5 Mythen und 5 Fakten zur Rückkehr ins Lauftraining
Mythos 1:
„Ich darf erst wieder laufen, wenn ich komplett schmerzfrei bin.“
Fakt:
Vollständige Schmerzfreiheit ist nicht immer Voraussetzung.
In vielen Rehabilitationskonzepten wird heute mit einer kontrollierten Belastung gearbeitet. Leichte Beschwerden während oder nach dem Training können akzeptabel sein, solange sie sich nicht deutlich verschlechtern.
Entscheidend ist nicht die völlige Schmerzfreiheit, sondern die Reaktion des Körpers auf die Belastung.
Mythos 2:
„Das MRT entscheidet, wann ich wieder laufen darf.“
Fakt:
Bildgebung und Belastbarkeit sind nicht dasselbe.
MRT-Bilder zeigen Strukturen. Sie zeigen jedoch nicht, wie belastbar ein Mensch tatsächlich ist.
Viele Sportler haben auffällige Befunde ohne Beschwerden. Andere haben starke Beschwerden trotz unauffälliger Bildgebung.
Für die Rückkehr zum Sport zählt vor allem die Funktion.
Mythos 3:
„Je länger ich pausiere, desto besser heilt die Verletzung.“
Fakt:
Zu lange Schonung kann Fortschritte verzögern.
Gewebe braucht Belastung, um sich anzupassen.
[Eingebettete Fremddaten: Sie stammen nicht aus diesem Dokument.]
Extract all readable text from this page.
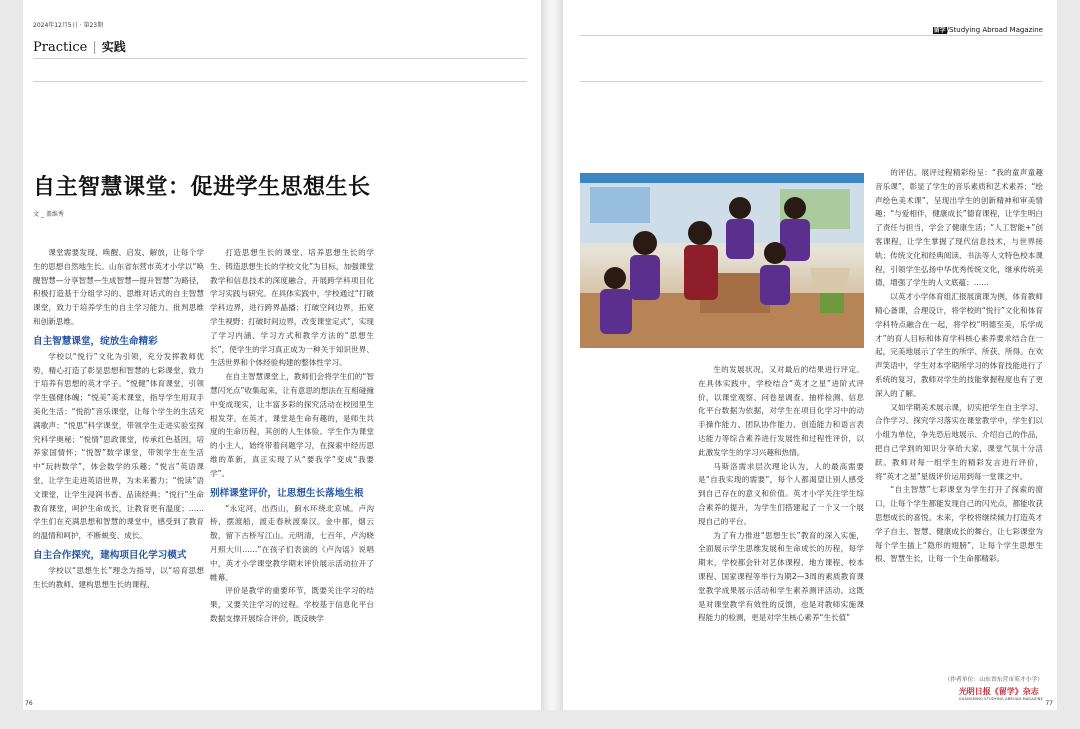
2024年12月5日 · 第23期
Practice | 实践
自主智慧课堂：促进学生思想生长
文 _ 盖维秀

课堂需要发现、唤醒、启发、解放，让每个学生的思想自然地生长。山东省东营市英才小学以“唤醒智慧—分享智慧—生成智慧—提升智慧”为路径，积极打造基于分组学习的、思维对话式的自主智慧课堂，致力于培养学生的自主学习能力、批判思维和创新思维。

自主智慧课堂，绽放生命精彩

学校以“悦行”文化为引领，充分发挥教师优势，精心打造了彰显思想和智慧的七彩课堂，致力于培养有思想的英才学子。“悦健”体育课堂，引领学生强健体魄；“悦美”美术课堂，指导学生用双手美化生活；“悦韵”音乐课堂，让每个学生的生活充满歌声；“悦思”科学课堂，带领学生走进实验室探究科学奥秘；“悦情”思政课堂，传承红色基因，培养家国情怀；“悦智”数学课堂，带领学生在生活中“玩转数学”，体会数学的乐趣；“悦言”英语课堂，让学生走进英语世界，为未来蓄力；“悦读”语文课堂，让学生浸润书香、品读经典；“悦行”生命教育课堂，呵护生命成长，让教育更有温度；……学生们在充满思想和智慧的课堂中，感受到了教育的温情和呵护，不断蜕变、成长。

自主合作探究，建构项目化学习模式

学校以“思想生长”理念为指导，以“培育思想生长的教师、建构思想生长的课程、

打造思想生长的课堂、培养思想生长的学生、铸造思想生长的学校文化”为目标，加强课堂教学和信息技术的深度融合，开展跨学科项目化学习实践与研究。在具体实践中，学校通过“打破学科边界，进行跨界晶播；打破空间边界，拓宽学生视野；打破时间边界，改变课堂定式”，实现了学习内涵、学习方式和教学方法的“思想生长”，使学生的学习真正成为一种关于知识世界、生活世界和个体经验构建的整体性学习。

在自主智慧课堂上，教师们会将学生们的“智慧闪光点”收集起来，让有意思的想法在互相碰撞中变成现实，让丰富多彩的探究活动在校园里生根发芽。在英才，课堂是生命有趣的，是师生共度的生命历程，其创的人生体验。学生作为课堂的小主人，始终带着问题学习，在探索中经历思维的革新，真正实现了从“要我学”变成“我要学”。

别样课堂评价，让思想生长落地生根

“永定河，出西山，蓟水环绕北京城。卢沟桥，摆渡船，渡走春秋渡秦汉。金中都，烟云散，留下古桥写江山。元明清，七百年，卢沟晓月照大川……”在孩子们表演的《卢沟谣》说唱中，英才小学课堂教学期末评价展示活动拉开了帷幕。

评价是教学的重要环节，既要关注学习的结果，又要关注学习的过程。学校基于信息化平台数据支撑开展综合评价，既反映学

76
留学/Studying Abroad Magazine

生的发展状况，又对最后的结果进行评定。在具体实践中，学校结合“英才之星”进阶式评价，以课堂观察、问卷星调查、抽样检测、信息化平台数据为依据，对学生在项目化学习中的动手操作能力、团队协作能力、创造能力和语言表达能力等综合素养进行发展性和过程性评价，以此激发学生的学习兴趣和热情。

马斯洛需求层次理论认为，人的最高需要是“自我实现的需要”，每个人都渴望让别人感受到自己存在的意义和价值。英才小学关注学生综合素养的提升，为学生们搭建起了一个又一个展现自己的平台。

为了有力推进“思想生长”教育的深入实施，全面展示学生思维发展和生命成长的历程，每学期末，学校都会针对艺体课程、地方课程、校本课程、国家课程等举行为期2—3周的素质教育课堂教学成果展示活动和学生素养测评活动。这既是对课堂教学有效性的反馈，也是对教师实施课程能力的检测，更是对学生核心素养“生长值”

的评估。展评过程精彩纷呈：“我的童声童趣音乐课”，彰显了学生的音乐素质和艺术素养；“绘声绘色美术课”，呈现出学生的创新精神和审美情趣；“与爱相伴，健康成长”德育课程，让学生明白了责任与担当，学会了健康生活；“人工智能+”创客课程，让学生掌握了现代信息技术，与世界接轨；传统文化和经典阅读、书法等人文特色校本课程，引领学生弘扬中华优秀传统文化，继承传统美德，增强了学生的人文底蕴；……

以英才小学体育组汇报展演课为例，体育教师精心备课，合理设计，将学校的“悦行”文化和体育学科特点融合在一起，将学校“明德至美，乐学成才”的育人目标和体育学科核心素养要求结合在一起，完美地展示了学生的所学、所获、所得。在欢声笑语中，学生对本学期所学习的体育技能进行了系统的复习，教师对学生的技能掌握程度也有了更深入的了解。

又如学期美术展示课，切实把学生自主学习、合作学习、探究学习落实在课堂教学中，学生们以小组为单位，争先恐后地展示、介绍自己的作品，把自己学到的知识分享给大家，课堂气氛十分活跃。教师对每一组学生的精彩发言进行评价，将“英才之星”星级评价运用到每一堂课之中。

“自主智慧”七彩课堂为学生打开了探索的窗口，让每个学生都能发现自己的闪光点，都能收获思想成长的喜悦。未来，学校将继续倾力打造英才学子自主、智慧、健康成长的舞台，让七彩课堂为每个学生插上“隐形的翅膀”，让每个学生思想生根、智慧生长，让每一个生命都精彩。

（作者单位：山东省东营市英才小学）
光明日报《留学》杂志
GUANGMING STUDYING ABROAD MAGAZINE
77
Muskeln verlieren Kraft, Sehnen verlieren Belastbarkeit und das Nervensystem verliert Vertrauen, wenn Belastungen dauerhaft vermieden werden.
Die Kunst besteht darin, die richtige Menge Belastung zur richtigen Zeit zu finden.
Mythos 4:
„Ein Rückschlag bedeutet, dass ich wieder bei null anfangen muss.“
Fakt:
Rückschläge gehören häufig zum Rehabilitationsprozess.
Kaum eine Rehabilitation verläuft vollkommen geradlinig. Gute und schlechte Tage sind normal.
Eine kurzfristige Zunahme von Beschwerden bedeutet nicht automatisch, dass etwas kaputt gegangen ist.
Entscheidend ist der langfristige Trend.
Mythos 5:
„Mein Körper ist nach der Verletzung anfälliger und fragiler.“
Fakt:
Der Körper ist anpassungsfähig.
Eine erfolgreiche Rehabilitation macht Gewebe häufig belastbarer als vor der Verletzung. Krafttraining, Koordinationstraining und gezielter Belastungsaufbau schaffen eine neue Grundlage.
Das Ziel der Rehabilitation ist nicht, zur alten Belastbarkeit zurückzukehren.
Das Ziel ist oft, stärker zurückzukommen.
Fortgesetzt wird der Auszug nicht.